In this post we will discuss about the basic details/introduction about Apache Pig.
Table of Contents
What is Apache Pig?
Pig is a scripting language for exploring huge data sets of size gigabytes or terabytes very easily. Pig provides an engine for executing data flows in parallel on Hadoop. Pig is made up of two things mainly.
- Pig Latin: Language for expressing data flows
- Pig Engine: Execution Environment to run Pig Latin programs. It has two modes
- Local Mode: Local execution in a single JVM, all files are installed and run using local host and file system.
- Mapreduce Mode: Distributed execution on a Hadoop cluster, it is the default mode.
Pig Latin Features:
- Pig Latin includes operators for many of the traditional data operations (join, sort, filter, etc.)
- Pig Latin is extensible so that users can develop their own functions for reading, processing, and writing data.
- Pig Latin script is made up of a series of operations, or transformations, that are
applied to the input data to produce output
- Pig Latin programs can be executed either in Interactive mode through Grunt shell or in Batch mode via Pig Latin Scripts.
Pig Engine converts these Pig Latin operators or transformations into a series of MapReduce jobs
- Pig does not support random reads or queries in the order of tens of milliseconds.
- Pig does not support random writes to update small portions of data, all writes are bulk, streaming writes, just like MapReduce.
- Low latency queries are not supported in Pig, thus it is not suitable for OLAP and OLTP.
Apache Pig History:
The word “Pig” is named after a domestic animal, it is not any acronym. This entertaining nomenclature lead to some silly names in Pig project like Pig Latin for its language and Grunt for its Interactive shell.
Apache Pig is top level project in Apache Software foundation, prior to this it was started by Yahoo researchers and later contributed it to Apache Open source community in 2010.

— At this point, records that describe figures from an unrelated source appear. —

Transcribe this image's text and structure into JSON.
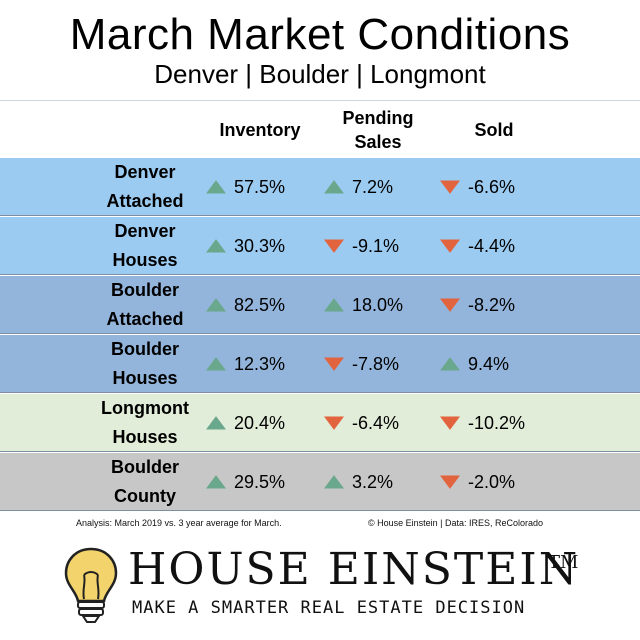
{
  "header": {
    "title": "March Market Conditions",
    "subtitle": "Denver | Boulder | Longmont"
  },
  "columns": [
    {
      "lines": [
        "Inventory"
      ]
    },
    {
      "lines": [
        "Pending",
        "Sales"
      ]
    },
    {
      "lines": [
        "Sold"
      ]
    }
  ],
  "rows": [
    {
      "label": [
        "Denver",
        "Attached"
      ],
      "bg": "#9ccbf2",
      "cells": [
        {
          "value": "57.5%",
          "dir": "up"
        },
        {
          "value": "7.2%",
          "dir": "up"
        },
        {
          "value": "-6.6%",
          "dir": "down"
        }
      ]
    },
    {
      "label": [
        "Denver",
        "Houses"
      ],
      "bg": "#9ccbf2",
      "cells": [
        {
          "value": "30.3%",
          "dir": "up"
        },
        {
          "value": "-9.1%",
          "dir": "down"
        },
        {
          "value": "-4.4%",
          "dir": "down"
        }
      ]
    },
    {
      "label": [
        "Boulder",
        "Attached"
      ],
      "bg": "#93b5dc",
      "cells": [
        {
          "value": "82.5%",
          "dir": "up"
        },
        {
          "value": "18.0%",
          "dir": "up"
        },
        {
          "value": "-8.2%",
          "dir": "down"
        }
      ]
    },
    {
      "label": [
        "Boulder",
        "Houses"
      ],
      "bg": "#93b5dc",
      "cells": [
        {
          "value": "12.3%",
          "dir": "up"
        },
        {
          "value": "-7.8%",
          "dir": "down"
        },
        {
          "value": "9.4%",
          "dir": "up"
        }
      ]
    },
    {
      "label": [
        "Longmont",
        "Houses"
      ],
      "bg": "#e1edd8",
      "cells": [
        {
          "value": "20.4%",
          "dir": "up"
        },
        {
          "value": "-6.4%",
          "dir": "down"
        },
        {
          "value": "-10.2%",
          "dir": "down"
        }
      ]
    },
    {
      "label": [
        "Boulder",
        "County"
      ],
      "bg": "#c7c7c7",
      "cells": [
        {
          "value": "29.5%",
          "dir": "up"
        },
        {
          "value": "3.2%",
          "dir": "up"
        },
        {
          "value": "-2.0%",
          "dir": "down"
        }
      ]
    }
  ],
  "footnotes": {
    "analysis": "Analysis: March 2019 vs. 3 year average for March.",
    "credit": "© House Einstein | Data: IRES, ReColorado"
  },
  "brand": {
    "name": "HOUSE EINSTEIN",
    "trademark": "TM",
    "tagline": "MAKE A SMARTER REAL ESTATE DECISION"
  },
  "colors": {
    "up_arrow": "#6aa88d",
    "down_arrow": "#e2643f",
    "bulb": "#f3d36b"
  },
  "icons": {
    "up": "triangle-up-icon",
    "down": "triangle-down-icon",
    "logo": "lightbulb-icon"
  }
}
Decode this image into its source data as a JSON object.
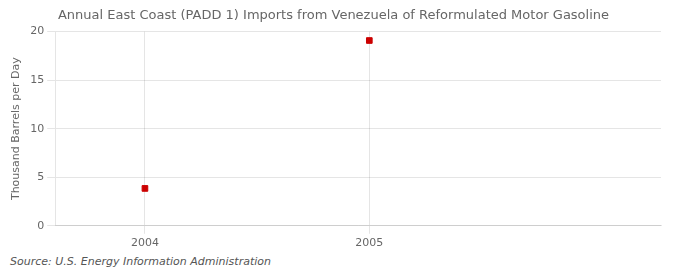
{
  "chart_data": {
    "type": "scatter",
    "title": "Annual East Coast (PADD 1) Imports from Venezuela of Reformulated Motor Gasoline",
    "y_label": "Thousand Barrels per Day",
    "source": "Source: U.S. Energy Information Administration",
    "x": [
      2004,
      2005
    ],
    "values": [
      3.849,
      19.082
    ],
    "color": "#cc0000",
    "marker": "square",
    "xlim": [
      2003.6,
      2006.3
    ],
    "xticks": [
      2004,
      2005
    ],
    "ylim": [
      0,
      20
    ],
    "yticks": [
      0,
      5,
      10,
      15,
      20
    ],
    "grid": true
  }
}
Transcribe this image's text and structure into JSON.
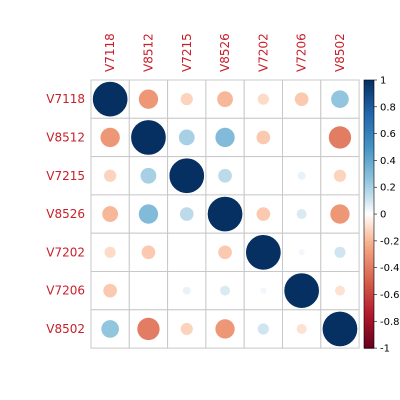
{
  "chart_data": {
    "type": "heatmap",
    "subtype": "correlation-circles",
    "variables": [
      "V7118",
      "V8512",
      "V7215",
      "V8526",
      "V7202",
      "V7206",
      "V8502"
    ],
    "matrix": [
      [
        1.0,
        -0.3,
        -0.12,
        -0.2,
        -0.1,
        -0.15,
        0.25
      ],
      [
        -0.3,
        1.0,
        0.2,
        0.3,
        -0.15,
        0.0,
        -0.4
      ],
      [
        -0.12,
        0.2,
        1.0,
        0.15,
        0.0,
        0.05,
        -0.12
      ],
      [
        -0.2,
        0.3,
        0.15,
        1.0,
        -0.15,
        0.08,
        -0.3
      ],
      [
        -0.1,
        -0.15,
        0.0,
        -0.15,
        1.0,
        0.03,
        0.1
      ],
      [
        -0.15,
        0.0,
        0.05,
        0.08,
        0.03,
        1.0,
        -0.08
      ],
      [
        0.25,
        -0.4,
        -0.12,
        -0.3,
        0.1,
        -0.08,
        1.0
      ]
    ],
    "colorbar": {
      "range": [
        -1,
        1
      ],
      "ticks": [
        "1",
        "0.8",
        "0.6",
        "0.4",
        "0.2",
        "0",
        "-0.2",
        "-0.4",
        "-0.6",
        "-0.8",
        "-1"
      ]
    },
    "grid": true,
    "label_color": "#c8202a"
  }
}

The Pig architecture is shown in below screen:
The above picture conveys that,
- Pig Latin scripts or Pig commands from Grunt shell will be submitted to Pig Engine.
- Pig Engine parses, compiles, optimizes, and fires MapReduce statements.
- MapReduce accesses HDFS and returns the results.
One of the common use case of Pig is data pipelines. A common example is web companies bring in logs from their web servers, cleansing the data, and pre-computing common aggregates before loading it into their data warehouse. In this case, the data is loaded onto the grid, and then Pig is used to clean out records from bots and records with corrupt data. It is also used to join web event data against user databases so that user cookies can be connected with known user information.
What is the need for Pig when we already have Mapreduce?
Mapreduce is a low level data set processing paradigm where as the Pig provides the high level of abstraction for processing large data sets. Though, both Mapreduce and Pig are used for processing data sets and Pig transformations are converted into a series of Mapreduce jobs, below are the major differences of Mapreduce Processing Framework and Pig framework.
Pig Latin provides all of the standard data-processing operations, such as join, filter, group by, order by, union, etc. MapReduce provides the group by operation directly, but order by, filter, projection, join are not provided and must be written by the user.
|It is too low-level and rigid, and leads to a great deal of custom user code that is hard to maintain and reuse||High level Programming|
|Development cycle is very long. Writing mappers and reducers, compiling
and packaging the code, submitting jobs, and retrieving the results is a time
|In pig, no need of compiling or packaging of code. Pig operators will be converted into map or reduce tasks internally.|
|To extract small portion of data from large datasets using Mapreduce is preferable||Pig is not suitable small portions of data in a large dataset, since it is set up to
scan the whole dataset, or at least large portions of it
|Not Easily Extendable. We need to write functions starting from scratch.||UDFs tend to be
more reusable than the libraries developed for writing MapReduce programs
|We need MapReduce when we need very deep level and fine grained control on the way we want to process our data.||Sometimes, it is not very convenient to express what we need exactly in terms of Pig and Hive queries.|
|Performing Data set joins is very difficult||Joins are simple to achieve in Pig.|
Difference Between Hive and Pig:
Hive can be treated as competitor for Pig in some cases and Hive also operates on HDFS similar to Pig but there are some significant differences. HiveQL is query language based on SQL but Pig Latin is not a query language. It is data flow scripting language.
Since Pig Latin is procedural, it fits very naturally in the pipeline paradigm. HiveQL on the other hand is declarative.